Editing For Winners:
How to Make Your Writing Sharp, Sharper, Sharpest
Whether you're writing a short story, novel, nonfiction book proposal or article, making your copy as clean as possible can make the difference between seeing your name in print and getting a rejection slip. That's because no matter how great your idea, if it's not presented in a professional manner, it may never see the light of day. So if you're motivated to succeed from query letter to final submission, come to this workshop to learn the three levels of editing that will lift your work above that found in the slush pile.
Online Critique Group
During this month-long critique group conducted via a class website and group email, you'll get feedback on six crucial components of whatever you're currently writing with the goal of helping you continue the development/ rewrite process independently. The components include concept, character development, plot, narrative, dialog and research. You'll submit a segment of your writing each week and get feedback from me within four days. You'll also have the opportunity to network with other writers and offer feedback to one another, mutually beneficial connections that have the potential to continue beyond this course.
Fantasy, Reality and the Making of fabulous Minds:
How Writing Can Explode the Boundaries of Your Universe
(Class for kids)
Through this six-session small group summer writing experiences for middle school students, kids will learn to write what they love and in so doing, stretch their creativity to all areas of their lives. We'll do outside-the-box writing exercises, discussion and critique.
Let Your Brain Storm:
How to Generate Thundering Good Ideas in A Split Second
"Where do you get your ideas?" is one of the most popular questions people ask successful authors. But while that process is a mystery to audiences, it shouldn't be to aspiring writers. During this course, writers will learn how to turn a barren horizon into a virtual downpour of worthy writing possibilities. Through discussion, brainstorming, writing exercises and group critique, picipants will learn how to catch, hold and hone ideas into thought-provoking concepts upon which classic stories are based.
Explode the Box:
Experimental Writing That Rockets the Imagination
If you have a serious urge to push writing to its limits, this workshop is for you. As writing rebels, we'll launch our imaginations to see how far they'll go. We'll mix, match and test outrageous combinations of language usage, structure, oints-of-view and characterization while sharing each other's work and reading classic examples of our experimental and avant-garde forebears. While our endeavors will no doubt generate plumes of humor, we'll also take a serious look at why it's important to both reserve a segment of our writing lives for the furtherance of writing as art as well as suspend the rules for awhile to allow our minds the freedom to soar.
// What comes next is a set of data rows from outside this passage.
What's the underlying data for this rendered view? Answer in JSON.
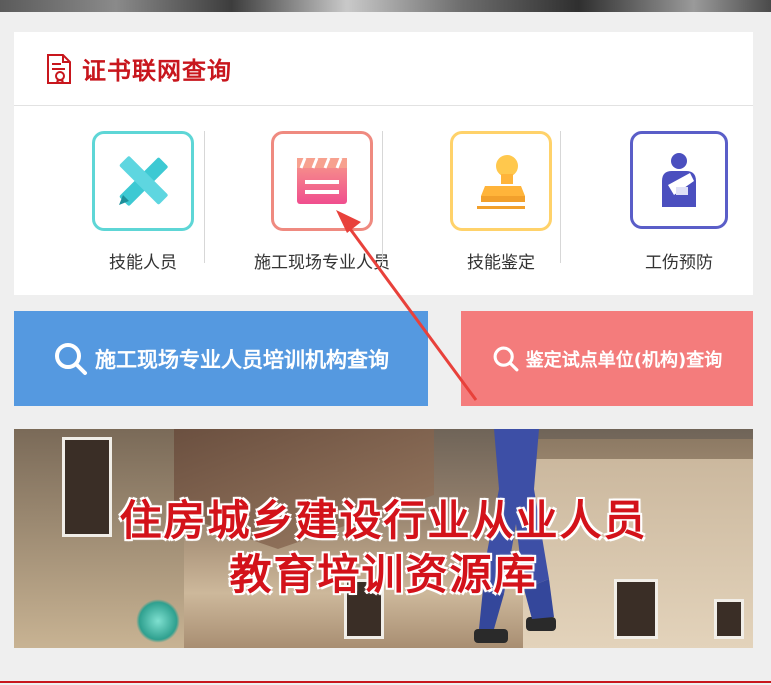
{
  "certificate": {
    "title": "证书联网查询",
    "categories": [
      {
        "label": "技能人员",
        "icon": "tools-icon",
        "border": "#5ed6d6"
      },
      {
        "label": "施工现场专业人员",
        "icon": "clapperboard-icon",
        "border": "#ef8a80"
      },
      {
        "label": "技能鉴定",
        "icon": "stamp-icon",
        "border": "#ffd26a"
      },
      {
        "label": "工伤预防",
        "icon": "injured-person-icon",
        "border": "#5a5ec8"
      }
    ]
  },
  "search": {
    "training_query_label": "施工现场专业人员培训机构查询",
    "appraisal_query_label": "鉴定试点单位(机构)查询"
  },
  "banner": {
    "line1": "住房城乡建设行业从业人员",
    "line2": "教育培训资源库"
  },
  "colors": {
    "brand_red": "#c8161d",
    "blue_button": "#5599e0",
    "red_button": "#f47c7c",
    "annotation_arrow": "#e8413b"
  }
}
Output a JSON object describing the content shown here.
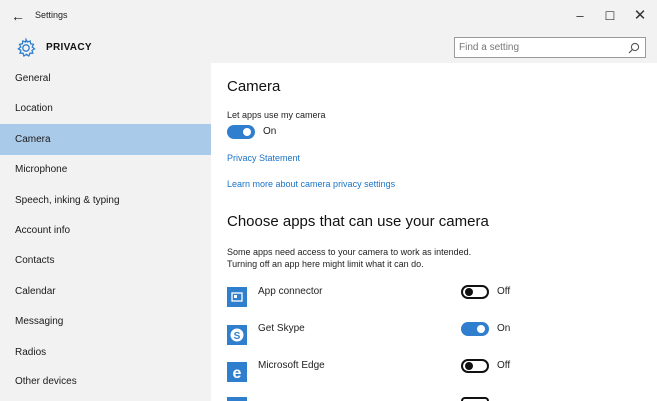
{
  "window": {
    "back_glyph": "←",
    "title": "Settings",
    "minimize_glyph": "–",
    "maximize_glyph": "☐",
    "close_glyph": "✕"
  },
  "header": {
    "section": "PRIVACY",
    "search_placeholder": "Find a setting",
    "search_value": ""
  },
  "sidebar": {
    "items": [
      {
        "label": "General"
      },
      {
        "label": "Location"
      },
      {
        "label": "Camera",
        "selected": true
      },
      {
        "label": "Microphone"
      },
      {
        "label": "Speech, inking & typing"
      },
      {
        "label": "Account info"
      },
      {
        "label": "Contacts"
      },
      {
        "label": "Calendar"
      },
      {
        "label": "Messaging"
      },
      {
        "label": "Radios"
      },
      {
        "label": "Other devices"
      }
    ]
  },
  "main": {
    "title": "Camera",
    "master_toggle_label": "Let apps use my camera",
    "master_toggle_state": "On",
    "privacy_link": "Privacy Statement",
    "learn_more_link": "Learn more about camera privacy settings",
    "choose_title": "Choose apps that can use your camera",
    "description_line1": "Some apps need access to your camera to work as intended.",
    "description_line2": "Turning off an app here might limit what it can do.",
    "apps": [
      {
        "name": "App connector",
        "state": "Off",
        "icon": "app-connector-icon"
      },
      {
        "name": "Get Skype",
        "state": "On",
        "icon": "skype-icon"
      },
      {
        "name": "Microsoft Edge",
        "state": "Off",
        "icon": "edge-icon"
      }
    ]
  },
  "colors": {
    "accent": "#2f7fce",
    "selected_nav": "#a9cbe9",
    "link": "#1b73c7",
    "chrome": "#f2f2f2"
  }
}
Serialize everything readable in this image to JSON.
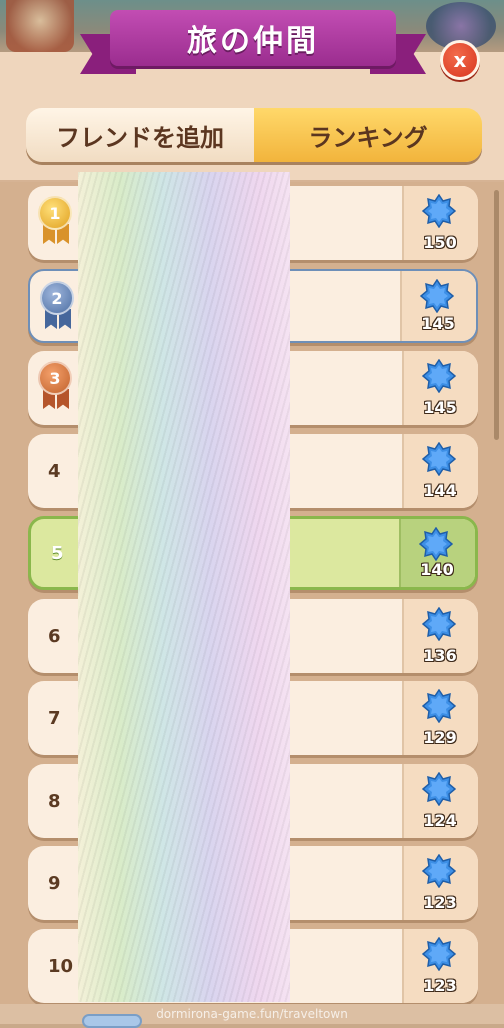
{
  "header": {
    "title": "旅の仲間",
    "close_label": "x"
  },
  "tabs": [
    {
      "label": "フレンドを追加",
      "active": false
    },
    {
      "label": "ランキング",
      "active": true
    }
  ],
  "ranking": [
    {
      "rank": "1",
      "score": "150",
      "medal": "gold"
    },
    {
      "rank": "2",
      "score": "145",
      "medal": "blue"
    },
    {
      "rank": "3",
      "score": "145",
      "medal": "bronze"
    },
    {
      "rank": "4",
      "score": "144"
    },
    {
      "rank": "5",
      "score": "140",
      "is_self": true
    },
    {
      "rank": "6",
      "score": "136"
    },
    {
      "rank": "7",
      "score": "129"
    },
    {
      "rank": "8",
      "score": "124"
    },
    {
      "rank": "9",
      "score": "123"
    },
    {
      "rank": "10",
      "score": "123"
    }
  ],
  "watermark": "dormirona-game.fun/traveltown",
  "colors": {
    "ribbon": "#b23ea5",
    "active_tab": "#f7c24d",
    "self_row": "#dce89f",
    "gem": "#3d8fe6"
  },
  "icons": {
    "score_icon": "blue-star-gem-icon",
    "close_icon": "close-icon"
  }
}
Write Your Way Up the Ladder:
How to Succeed in Business Through Better Writing
Writing is one of the most persuasive tools available for getting what you want in the business world. Whether you're an entrepreneur or an ambitious employee, knowing how to successfully word emails, proposals, updates, evaluations, grants and reports is imperative for communicating the fact that you know what you're doing and can handle the job. In this workshop, you'll learn to write from the proper attitude with a specific goal in mind. You'll also learn how to choose the right words and why it's important to employ proper spelling, punctuation and grammar in an era when all that seems passe. By the end of this class, even if you never develop a passion for writing, you'll come to love how it can help you present yourself as a winner.